Speculation is cheap. Lives are not. And the issues potentially involved in this latest, violent mass killing are too important to too many people to engage in that before more is confirmed about the suspect.
However, a public that is at least troubled by the latest Fort Hood tragedy should pay attention to three studies released last month that indicate mental illness issues in the military could be more challenging than previously thought.
The grim statistic of 22 veteran suicides a day has been with us for a while. So have news stories about the armed forces’ attempts to identify and address the myriad contributors to this self-inflicted killing field, and to save the lives and careers of those in anguish.
But the recent findings published in JAMA Psychiatry suggest the military needs to be more discerning on the front end of a soldier’s career.

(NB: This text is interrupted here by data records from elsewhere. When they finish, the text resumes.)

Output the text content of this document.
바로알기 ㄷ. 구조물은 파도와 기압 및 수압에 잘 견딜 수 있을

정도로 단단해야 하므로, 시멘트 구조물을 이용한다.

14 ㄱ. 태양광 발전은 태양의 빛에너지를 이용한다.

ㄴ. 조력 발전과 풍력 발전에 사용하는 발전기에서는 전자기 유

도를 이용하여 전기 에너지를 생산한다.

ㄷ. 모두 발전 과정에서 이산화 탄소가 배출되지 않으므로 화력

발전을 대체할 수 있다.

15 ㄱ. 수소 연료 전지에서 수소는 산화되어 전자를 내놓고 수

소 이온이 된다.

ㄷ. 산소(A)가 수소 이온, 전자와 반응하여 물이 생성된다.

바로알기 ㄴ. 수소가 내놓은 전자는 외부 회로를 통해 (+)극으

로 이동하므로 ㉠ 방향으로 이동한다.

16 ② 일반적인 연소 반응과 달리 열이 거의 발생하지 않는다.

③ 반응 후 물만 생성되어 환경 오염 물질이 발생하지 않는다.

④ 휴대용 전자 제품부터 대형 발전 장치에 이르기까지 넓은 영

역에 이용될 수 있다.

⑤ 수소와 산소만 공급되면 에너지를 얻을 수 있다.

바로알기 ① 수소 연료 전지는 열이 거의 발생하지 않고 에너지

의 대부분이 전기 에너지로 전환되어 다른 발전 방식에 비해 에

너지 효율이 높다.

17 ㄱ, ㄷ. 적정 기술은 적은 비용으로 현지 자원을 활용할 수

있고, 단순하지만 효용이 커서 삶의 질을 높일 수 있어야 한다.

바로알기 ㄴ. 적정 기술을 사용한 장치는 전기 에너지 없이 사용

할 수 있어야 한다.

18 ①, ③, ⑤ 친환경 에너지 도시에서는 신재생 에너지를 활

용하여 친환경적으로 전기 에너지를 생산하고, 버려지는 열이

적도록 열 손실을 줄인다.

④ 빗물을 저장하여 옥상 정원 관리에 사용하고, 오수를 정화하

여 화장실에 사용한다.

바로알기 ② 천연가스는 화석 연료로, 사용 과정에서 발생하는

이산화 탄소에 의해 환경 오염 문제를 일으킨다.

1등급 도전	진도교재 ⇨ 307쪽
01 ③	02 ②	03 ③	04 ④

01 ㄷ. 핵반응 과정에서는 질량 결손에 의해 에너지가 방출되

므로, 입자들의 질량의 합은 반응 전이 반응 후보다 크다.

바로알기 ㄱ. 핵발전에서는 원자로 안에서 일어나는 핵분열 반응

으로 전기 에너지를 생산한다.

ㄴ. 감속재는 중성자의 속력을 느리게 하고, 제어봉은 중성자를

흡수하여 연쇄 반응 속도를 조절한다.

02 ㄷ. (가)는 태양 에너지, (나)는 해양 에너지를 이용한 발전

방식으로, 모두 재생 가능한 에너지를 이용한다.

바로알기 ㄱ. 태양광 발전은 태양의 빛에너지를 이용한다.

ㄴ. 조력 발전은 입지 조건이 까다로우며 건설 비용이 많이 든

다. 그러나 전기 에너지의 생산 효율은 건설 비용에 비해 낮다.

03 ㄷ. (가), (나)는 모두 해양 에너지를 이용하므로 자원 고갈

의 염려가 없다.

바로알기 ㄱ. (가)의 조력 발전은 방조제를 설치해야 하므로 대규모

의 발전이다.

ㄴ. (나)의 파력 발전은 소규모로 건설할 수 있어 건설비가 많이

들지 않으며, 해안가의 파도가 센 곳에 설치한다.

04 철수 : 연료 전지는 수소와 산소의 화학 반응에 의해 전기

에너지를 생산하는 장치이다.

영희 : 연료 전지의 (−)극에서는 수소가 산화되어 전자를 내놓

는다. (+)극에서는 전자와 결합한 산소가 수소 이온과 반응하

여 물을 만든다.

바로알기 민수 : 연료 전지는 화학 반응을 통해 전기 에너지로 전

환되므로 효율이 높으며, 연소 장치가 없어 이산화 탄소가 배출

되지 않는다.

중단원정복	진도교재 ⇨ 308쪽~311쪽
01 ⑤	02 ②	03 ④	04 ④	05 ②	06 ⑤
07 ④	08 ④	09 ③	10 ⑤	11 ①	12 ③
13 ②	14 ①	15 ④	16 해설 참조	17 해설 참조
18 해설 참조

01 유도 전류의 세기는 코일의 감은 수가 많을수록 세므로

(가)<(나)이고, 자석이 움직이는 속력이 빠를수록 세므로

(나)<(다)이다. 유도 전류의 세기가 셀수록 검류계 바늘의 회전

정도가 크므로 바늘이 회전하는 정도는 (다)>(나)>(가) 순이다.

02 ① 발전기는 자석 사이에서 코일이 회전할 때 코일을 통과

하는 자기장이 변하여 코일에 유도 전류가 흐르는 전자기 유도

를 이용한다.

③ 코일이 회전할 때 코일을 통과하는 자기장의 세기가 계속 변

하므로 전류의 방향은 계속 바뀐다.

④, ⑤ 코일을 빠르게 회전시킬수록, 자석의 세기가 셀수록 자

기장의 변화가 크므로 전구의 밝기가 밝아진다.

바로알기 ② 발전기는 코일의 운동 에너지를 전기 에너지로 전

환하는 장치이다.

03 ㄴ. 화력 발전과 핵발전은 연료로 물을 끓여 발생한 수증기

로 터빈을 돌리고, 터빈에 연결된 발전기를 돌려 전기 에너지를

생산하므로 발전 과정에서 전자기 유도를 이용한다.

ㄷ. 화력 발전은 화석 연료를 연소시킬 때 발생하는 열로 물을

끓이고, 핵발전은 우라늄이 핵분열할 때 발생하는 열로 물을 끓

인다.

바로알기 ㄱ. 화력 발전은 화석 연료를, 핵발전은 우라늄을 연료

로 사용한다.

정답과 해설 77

The fact that the services depend on recruits to disclose their histories — and that suicidal behavior can be a deal-breaker for enlisting —makes that more difficult.
As reported in numerous news outlets, the studies showed about 1 in 5 U.S. soldiers have pre-enlistment mental disorders — a higher rate than their similar, civilian counterparts — and more than half of soldier suicide attempts can be traced to those.
As the Los Angeles Times reported, intermittent explosive disorder, which is what it sounds like, was the most common in the study at a rate six times that of the civilian rate. And as Harvard University found, this disorder is predictive of suicide attempts following suicidal thoughts.
These are complicated issues that demand serious and sustained attention by the military hierarchy, by Congress and by the American people.
The armed forces have worked to create a culture that is more accepting of active-duty soldiers who are open about needing help with mental illness.
These latest studies indicate similar openness, and paths to treatment, should be happening at the earliest possible occasions.